Speaker
Description
Detailed analysis
AquaMaps are very important resources for species assessment. These products are requested to document the large-scale and long-term presence of species in certain regions of the world. To produce such predictive maps two complementary procedures are needed. One is dedicated to estimating the probabilities of species occurrence by matching the species environmental envelope. The other is dedicated to the actual production of the maps by plotting the estimated values on Earth maps. Both procedures require computationally intensive crunching activities that fit well with the properties of the EGEE grid infrastructure. This contribution reports on the crunching activity for supporting the second procedure of AquaMaps production. It exploits a data source capturing the data of more that 9000 species and consisting of more than 50 million probability entries to produce millions of products. Each generated product consists of several images and is stored and accessed through a VRE.
Impact
AquaMaps is a service widely used within the biodiversity community as a basis for species distribution inference. The service is currently used by other large-scale services like FishBase serving approximately one million users per month. One of the AquaMaps bottlenecks is the time needed to generate the richness maps a scientist can be interested in by crunching data per species (or set of species) to produce aggregated view per Kingdom, Phylum, Class, Order, Family or Species. D4Science proposes a different approach consisting in (i) the exploitation of EGEE grid facilities to produce such maps and (ii) by relying on D4Science data management facilities, the provision to scientists of tools for searching the maps they are looking for. Actually, a new large community is starting to appreciate EGEE potentialities while scientists are provided with compound information objects containing additional data and multiple views of the maps, thus improving the resulting quality of service.

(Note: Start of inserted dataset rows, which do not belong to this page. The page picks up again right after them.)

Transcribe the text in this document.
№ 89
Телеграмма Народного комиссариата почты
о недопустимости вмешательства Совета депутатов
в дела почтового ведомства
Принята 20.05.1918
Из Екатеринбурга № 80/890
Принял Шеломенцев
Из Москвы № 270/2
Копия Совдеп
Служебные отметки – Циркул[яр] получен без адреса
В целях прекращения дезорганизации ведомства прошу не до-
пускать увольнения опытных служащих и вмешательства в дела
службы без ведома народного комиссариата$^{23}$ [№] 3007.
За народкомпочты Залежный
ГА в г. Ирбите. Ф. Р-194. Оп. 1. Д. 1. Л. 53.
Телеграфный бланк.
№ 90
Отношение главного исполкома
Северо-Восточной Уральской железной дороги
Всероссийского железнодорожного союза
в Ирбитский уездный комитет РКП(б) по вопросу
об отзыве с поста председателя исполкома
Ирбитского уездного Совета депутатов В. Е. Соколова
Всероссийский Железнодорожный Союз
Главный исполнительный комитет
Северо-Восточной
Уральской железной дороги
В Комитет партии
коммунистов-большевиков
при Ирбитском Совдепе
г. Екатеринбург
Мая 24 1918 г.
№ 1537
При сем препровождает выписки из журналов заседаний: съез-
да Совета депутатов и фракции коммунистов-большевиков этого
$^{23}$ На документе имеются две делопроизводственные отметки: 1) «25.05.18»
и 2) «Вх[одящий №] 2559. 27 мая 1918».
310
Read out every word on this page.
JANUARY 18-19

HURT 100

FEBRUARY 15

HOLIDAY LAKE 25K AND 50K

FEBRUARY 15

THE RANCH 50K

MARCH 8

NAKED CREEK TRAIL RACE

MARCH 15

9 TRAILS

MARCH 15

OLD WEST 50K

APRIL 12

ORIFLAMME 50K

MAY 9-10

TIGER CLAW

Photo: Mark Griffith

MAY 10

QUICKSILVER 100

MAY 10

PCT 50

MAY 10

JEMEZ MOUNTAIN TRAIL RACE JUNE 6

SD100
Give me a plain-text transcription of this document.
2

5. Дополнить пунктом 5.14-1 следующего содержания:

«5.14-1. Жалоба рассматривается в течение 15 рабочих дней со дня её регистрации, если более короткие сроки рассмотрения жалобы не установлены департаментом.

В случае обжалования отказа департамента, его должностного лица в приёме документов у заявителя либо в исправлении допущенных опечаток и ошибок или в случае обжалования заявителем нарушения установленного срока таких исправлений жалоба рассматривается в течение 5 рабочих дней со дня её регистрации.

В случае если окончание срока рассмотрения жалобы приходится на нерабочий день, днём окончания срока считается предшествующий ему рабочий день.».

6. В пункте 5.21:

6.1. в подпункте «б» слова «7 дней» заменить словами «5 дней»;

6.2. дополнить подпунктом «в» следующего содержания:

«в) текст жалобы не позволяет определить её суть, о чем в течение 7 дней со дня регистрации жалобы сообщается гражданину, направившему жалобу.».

URL for further information
Project Web Site: http://www.d4science.eu
http://www.aquamaps.org/
Keywords
Richness Species Distribution Map Generation, D4Science, AquaMaps, Biodiversity
Conclusions and Future Work
The service resulting from the synergic use of D4Science and EGEE technologies to supply scientists with species distribution maps represents an effective enhancement for the biodiversity community since its users are provided with richer information in a shorter time period. This approach sets the scene for other experimentations including the exploitation of grid facilities to generate alternative estimation data (and maps) resulting from other (more complex) predictive models.